Samuel Barber

Samuel Barber born 9 March 1910 (d. 1981)

Samuel Osborne Barber II was an American composer of classical music ranging from orchestral, to opera, choral, and piano music. His Adagio for Strings became his most famous composition and a perennial favourite.

Barber was born in West Chester, Pennsylvania. At a very early age, Barber became profoundly interested in music, and it was apparent that he had great musical talent and ability. He wrote his first musical composition at the early age of 7 and attempted to write his first opera at the age of 10. He was an organist at the age of 12. When he was 14, he entered the Curtis Institute, a conservatory where he studied piano, composition, and voice.

Barber was born into a comfortable, educated, social, and distinguished Irish-American family. His father was a doctor, and his mother was a pianist. His aunt was a leading contralto at the Metropolitan Opera and his uncle, Sidney Homer, was a composer of American art songs. Louise Homer is noted to have influenced Barber's interest in voice. Through his aunt, Barber had access to many great singers and songs. This background is further reflected in that Barber decided to study voice at the Curtis Conservatory.

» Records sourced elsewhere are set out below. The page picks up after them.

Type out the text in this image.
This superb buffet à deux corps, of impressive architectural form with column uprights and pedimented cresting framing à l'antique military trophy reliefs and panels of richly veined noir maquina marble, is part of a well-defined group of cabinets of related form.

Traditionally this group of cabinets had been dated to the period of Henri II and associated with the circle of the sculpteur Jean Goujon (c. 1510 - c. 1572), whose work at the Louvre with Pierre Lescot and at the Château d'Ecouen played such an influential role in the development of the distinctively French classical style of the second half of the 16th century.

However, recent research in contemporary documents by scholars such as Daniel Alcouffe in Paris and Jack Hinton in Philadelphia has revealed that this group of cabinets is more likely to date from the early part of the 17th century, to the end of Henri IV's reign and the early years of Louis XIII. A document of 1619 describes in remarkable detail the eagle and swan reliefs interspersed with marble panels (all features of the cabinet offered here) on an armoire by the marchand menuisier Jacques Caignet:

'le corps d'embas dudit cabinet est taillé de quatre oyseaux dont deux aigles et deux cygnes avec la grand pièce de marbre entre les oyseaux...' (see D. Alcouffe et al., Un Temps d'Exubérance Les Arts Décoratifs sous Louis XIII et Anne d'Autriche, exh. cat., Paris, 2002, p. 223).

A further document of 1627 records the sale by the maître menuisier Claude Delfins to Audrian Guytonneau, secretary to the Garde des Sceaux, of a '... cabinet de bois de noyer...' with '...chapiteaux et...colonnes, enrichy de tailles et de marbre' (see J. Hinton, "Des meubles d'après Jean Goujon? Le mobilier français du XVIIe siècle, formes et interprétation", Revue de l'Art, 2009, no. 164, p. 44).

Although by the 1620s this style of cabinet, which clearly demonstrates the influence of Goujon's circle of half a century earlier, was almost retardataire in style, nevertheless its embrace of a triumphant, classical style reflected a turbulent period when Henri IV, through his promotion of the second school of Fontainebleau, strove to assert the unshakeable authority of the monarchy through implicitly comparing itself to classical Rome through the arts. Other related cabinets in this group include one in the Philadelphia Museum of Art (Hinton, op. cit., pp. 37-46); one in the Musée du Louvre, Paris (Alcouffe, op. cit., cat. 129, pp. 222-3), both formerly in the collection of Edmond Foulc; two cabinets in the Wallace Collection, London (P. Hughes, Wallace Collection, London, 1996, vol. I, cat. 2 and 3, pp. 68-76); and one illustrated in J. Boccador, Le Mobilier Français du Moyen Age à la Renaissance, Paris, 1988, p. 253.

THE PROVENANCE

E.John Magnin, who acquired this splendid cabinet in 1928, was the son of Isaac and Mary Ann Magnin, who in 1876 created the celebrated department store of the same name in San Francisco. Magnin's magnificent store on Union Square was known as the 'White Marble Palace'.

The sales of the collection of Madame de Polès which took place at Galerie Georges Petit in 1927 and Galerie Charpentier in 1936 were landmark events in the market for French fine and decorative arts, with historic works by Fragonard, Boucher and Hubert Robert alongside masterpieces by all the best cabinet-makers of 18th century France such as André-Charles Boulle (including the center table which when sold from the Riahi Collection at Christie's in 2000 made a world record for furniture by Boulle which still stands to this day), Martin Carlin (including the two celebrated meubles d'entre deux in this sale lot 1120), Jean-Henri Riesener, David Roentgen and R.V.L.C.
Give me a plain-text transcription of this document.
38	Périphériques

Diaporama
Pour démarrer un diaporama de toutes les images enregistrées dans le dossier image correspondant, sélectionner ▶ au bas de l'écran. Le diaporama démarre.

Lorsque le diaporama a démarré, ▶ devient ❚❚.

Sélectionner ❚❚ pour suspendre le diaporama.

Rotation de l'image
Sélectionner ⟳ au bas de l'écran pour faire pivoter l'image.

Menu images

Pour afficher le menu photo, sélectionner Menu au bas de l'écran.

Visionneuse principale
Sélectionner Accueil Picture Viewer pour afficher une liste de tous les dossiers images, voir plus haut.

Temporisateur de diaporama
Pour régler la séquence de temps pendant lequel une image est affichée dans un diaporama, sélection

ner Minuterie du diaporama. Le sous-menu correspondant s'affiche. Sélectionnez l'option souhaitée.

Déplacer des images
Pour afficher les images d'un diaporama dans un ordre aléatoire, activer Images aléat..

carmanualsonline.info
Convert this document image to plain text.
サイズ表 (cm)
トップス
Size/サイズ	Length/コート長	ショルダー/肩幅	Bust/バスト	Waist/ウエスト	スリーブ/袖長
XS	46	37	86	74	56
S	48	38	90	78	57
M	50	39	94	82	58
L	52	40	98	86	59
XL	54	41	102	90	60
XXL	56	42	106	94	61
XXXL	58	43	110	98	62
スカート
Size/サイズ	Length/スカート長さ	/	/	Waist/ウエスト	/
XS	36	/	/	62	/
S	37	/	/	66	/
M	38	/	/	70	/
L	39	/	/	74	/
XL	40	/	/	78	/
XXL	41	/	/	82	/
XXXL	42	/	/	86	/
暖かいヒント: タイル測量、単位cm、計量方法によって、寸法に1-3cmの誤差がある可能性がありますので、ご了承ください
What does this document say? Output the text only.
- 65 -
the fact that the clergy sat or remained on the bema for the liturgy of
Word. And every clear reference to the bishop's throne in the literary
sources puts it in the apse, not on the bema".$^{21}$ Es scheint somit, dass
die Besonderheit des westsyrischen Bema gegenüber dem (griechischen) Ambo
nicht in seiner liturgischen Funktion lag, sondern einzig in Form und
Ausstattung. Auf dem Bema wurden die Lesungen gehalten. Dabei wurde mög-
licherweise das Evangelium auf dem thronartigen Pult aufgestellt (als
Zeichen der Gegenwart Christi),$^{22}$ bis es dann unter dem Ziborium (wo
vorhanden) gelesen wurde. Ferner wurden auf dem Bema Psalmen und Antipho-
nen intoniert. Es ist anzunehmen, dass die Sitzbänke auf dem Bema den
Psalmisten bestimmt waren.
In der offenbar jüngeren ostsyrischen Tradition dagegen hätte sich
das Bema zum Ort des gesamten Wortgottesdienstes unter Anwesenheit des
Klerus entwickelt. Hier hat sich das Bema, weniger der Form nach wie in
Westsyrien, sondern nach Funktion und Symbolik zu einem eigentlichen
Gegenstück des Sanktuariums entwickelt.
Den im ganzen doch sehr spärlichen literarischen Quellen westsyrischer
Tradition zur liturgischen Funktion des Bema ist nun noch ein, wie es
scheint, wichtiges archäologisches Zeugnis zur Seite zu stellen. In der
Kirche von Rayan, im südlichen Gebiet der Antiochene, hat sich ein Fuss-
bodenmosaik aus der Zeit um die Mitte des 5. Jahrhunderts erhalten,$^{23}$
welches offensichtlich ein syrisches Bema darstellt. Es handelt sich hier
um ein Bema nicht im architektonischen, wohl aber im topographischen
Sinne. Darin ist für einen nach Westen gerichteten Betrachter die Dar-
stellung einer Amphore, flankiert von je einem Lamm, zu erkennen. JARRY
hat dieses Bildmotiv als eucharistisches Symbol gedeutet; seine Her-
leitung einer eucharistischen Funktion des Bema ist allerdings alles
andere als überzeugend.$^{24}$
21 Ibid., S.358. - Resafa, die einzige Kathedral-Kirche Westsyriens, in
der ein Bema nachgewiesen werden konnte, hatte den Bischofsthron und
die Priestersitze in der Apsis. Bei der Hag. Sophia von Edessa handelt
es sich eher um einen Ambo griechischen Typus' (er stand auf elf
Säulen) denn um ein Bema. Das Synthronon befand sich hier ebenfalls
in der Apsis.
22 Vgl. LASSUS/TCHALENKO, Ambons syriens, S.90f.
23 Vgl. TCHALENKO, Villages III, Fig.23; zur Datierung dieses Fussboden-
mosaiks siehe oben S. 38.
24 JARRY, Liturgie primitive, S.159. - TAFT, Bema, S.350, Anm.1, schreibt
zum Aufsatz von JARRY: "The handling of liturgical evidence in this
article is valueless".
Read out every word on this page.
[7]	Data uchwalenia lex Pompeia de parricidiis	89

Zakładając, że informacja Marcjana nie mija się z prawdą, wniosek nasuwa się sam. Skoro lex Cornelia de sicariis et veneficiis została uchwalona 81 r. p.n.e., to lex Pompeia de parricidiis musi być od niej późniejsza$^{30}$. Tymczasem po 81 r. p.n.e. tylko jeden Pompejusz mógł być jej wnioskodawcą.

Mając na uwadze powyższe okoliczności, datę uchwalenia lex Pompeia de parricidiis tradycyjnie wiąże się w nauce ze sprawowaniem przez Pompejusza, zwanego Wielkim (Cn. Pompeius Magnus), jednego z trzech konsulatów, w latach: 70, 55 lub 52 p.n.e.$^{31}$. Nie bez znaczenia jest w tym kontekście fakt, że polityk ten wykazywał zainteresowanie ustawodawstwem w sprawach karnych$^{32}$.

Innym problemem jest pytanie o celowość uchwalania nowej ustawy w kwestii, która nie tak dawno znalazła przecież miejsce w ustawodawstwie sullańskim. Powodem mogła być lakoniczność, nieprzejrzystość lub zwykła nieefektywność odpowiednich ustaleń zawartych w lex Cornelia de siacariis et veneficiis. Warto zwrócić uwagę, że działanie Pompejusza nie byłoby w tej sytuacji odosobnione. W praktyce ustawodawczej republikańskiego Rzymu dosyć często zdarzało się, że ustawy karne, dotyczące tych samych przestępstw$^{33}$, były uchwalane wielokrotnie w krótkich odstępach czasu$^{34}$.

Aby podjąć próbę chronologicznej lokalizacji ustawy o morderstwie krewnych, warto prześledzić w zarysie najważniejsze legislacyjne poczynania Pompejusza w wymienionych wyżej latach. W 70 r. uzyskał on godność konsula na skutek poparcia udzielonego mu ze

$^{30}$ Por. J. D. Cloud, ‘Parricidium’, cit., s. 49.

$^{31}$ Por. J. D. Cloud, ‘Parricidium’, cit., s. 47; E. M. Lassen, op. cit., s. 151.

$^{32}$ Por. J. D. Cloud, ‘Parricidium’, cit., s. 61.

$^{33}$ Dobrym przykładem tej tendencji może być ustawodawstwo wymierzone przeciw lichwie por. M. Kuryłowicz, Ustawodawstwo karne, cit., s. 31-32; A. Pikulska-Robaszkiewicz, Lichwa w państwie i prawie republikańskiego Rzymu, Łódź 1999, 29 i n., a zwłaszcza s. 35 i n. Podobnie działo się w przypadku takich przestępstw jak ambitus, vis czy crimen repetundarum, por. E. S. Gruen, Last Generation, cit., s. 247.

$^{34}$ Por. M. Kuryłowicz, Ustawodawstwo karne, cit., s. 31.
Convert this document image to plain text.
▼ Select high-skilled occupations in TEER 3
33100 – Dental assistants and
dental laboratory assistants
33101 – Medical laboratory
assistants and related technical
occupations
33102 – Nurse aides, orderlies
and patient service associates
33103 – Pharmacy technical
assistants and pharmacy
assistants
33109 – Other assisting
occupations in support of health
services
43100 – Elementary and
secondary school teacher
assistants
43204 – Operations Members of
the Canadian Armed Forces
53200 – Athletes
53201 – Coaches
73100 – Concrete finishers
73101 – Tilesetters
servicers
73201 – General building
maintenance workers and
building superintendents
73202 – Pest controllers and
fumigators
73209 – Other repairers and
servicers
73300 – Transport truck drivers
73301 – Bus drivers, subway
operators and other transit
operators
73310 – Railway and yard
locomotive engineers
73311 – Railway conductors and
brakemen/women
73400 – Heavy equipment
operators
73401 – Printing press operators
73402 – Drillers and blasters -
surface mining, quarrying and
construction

Barber began composing seriously in his late teenage years. Around the same time, he met fellow Curtis schoolmate Gian Carlo Menotti, and would form a lifelong personal and professional relationship. At the Curtis Institute, Barber was a triple prodigy of composition, voice, and piano. At the age of 18, Barber won a prize from Columbia University for his Violin Sonata (now lost or destroyed by the composer).

From his early to late twenties, Barber wrote a flurry of successful compositions, launching him into the spotlight of the classical music community. At the young age of 28, Barber's Adagio for Strings was performed by the NBC Symphony Orchestra under the direction of Arturo Toscanini in 1938, along with his first essay for orchestra. The Adagio had been arranged from the slow movement of Barber's string quartet op.11. Toscanini had only very rarely performed music by American composers before. At the end of the first rehearsal of the piece, Toscanini remarked: 'Semplice e bella' (simple and beautiful).

Barber served in the Army Air Corps in World War II, where he was commissioned to write his Second Symphony, a work he later suppressed. Composed in 1943, the symphony was originally titled Symphony Dedicated to the Air Forces and was premiered in early 1944 by Serge Koussevitsky and the Boston Symphony Orchestra. He revised the symphony in 1947, then decided to destroy the score in 1964. It was later reconstructed from the instrumental parts.

Barber would go on to win a prize in 1963 for his Concerto for Piano and Orchestra.

Barber spent many years in isolation (eventually diagnosed with clinical depression) after the harsh rejection of his third opera Antony and Cleopatra (which he believed contained some of his best music. The opera was written for and premiered at the opening of the new Metropolitan Opera House on 16 September 1966. The elaborate production designed by Franco Zeffirelli was marred by numerous technical disasters; it also overwhelmed and obscured Barber's music, which most critics derided as uncharacteristically weak and unoriginal. In recent years, a revised version of Antony and Cleopatra, for which Menotti provided collaborative assistance, has enjoyed some success.

After this setback, Barber continued to write music until he was almost 70 years old. Barber’s music in his later years would be lauded as reflective, contemplative, but without the morbidity or unhappiness of other composers who knew they had a limited time to live. The Third Essay for Orchestra (1978) was his last major work and critics received it as having all the vigour and imagination of his earlier works.

Barber died of cancer in 1981 in New York City at the age of 71.

Barber was president of the International Music Council of UNESCO, where he did much to bring into focus and ameliorate the conditions of international music. He was also one of the first American composers to visit Russia (which was then a constituent republic of the Soviet Union). Barber was also influential in the successful campaign of composers against ASCAP, helping composers increase the share of royalties they receive from their compositions. Barber was the recipient of numerous awards and prizes including the Rome Prize (the American version of the Prix de Rome), two Pulitzers, and election to the American Academy of Arts and Letters.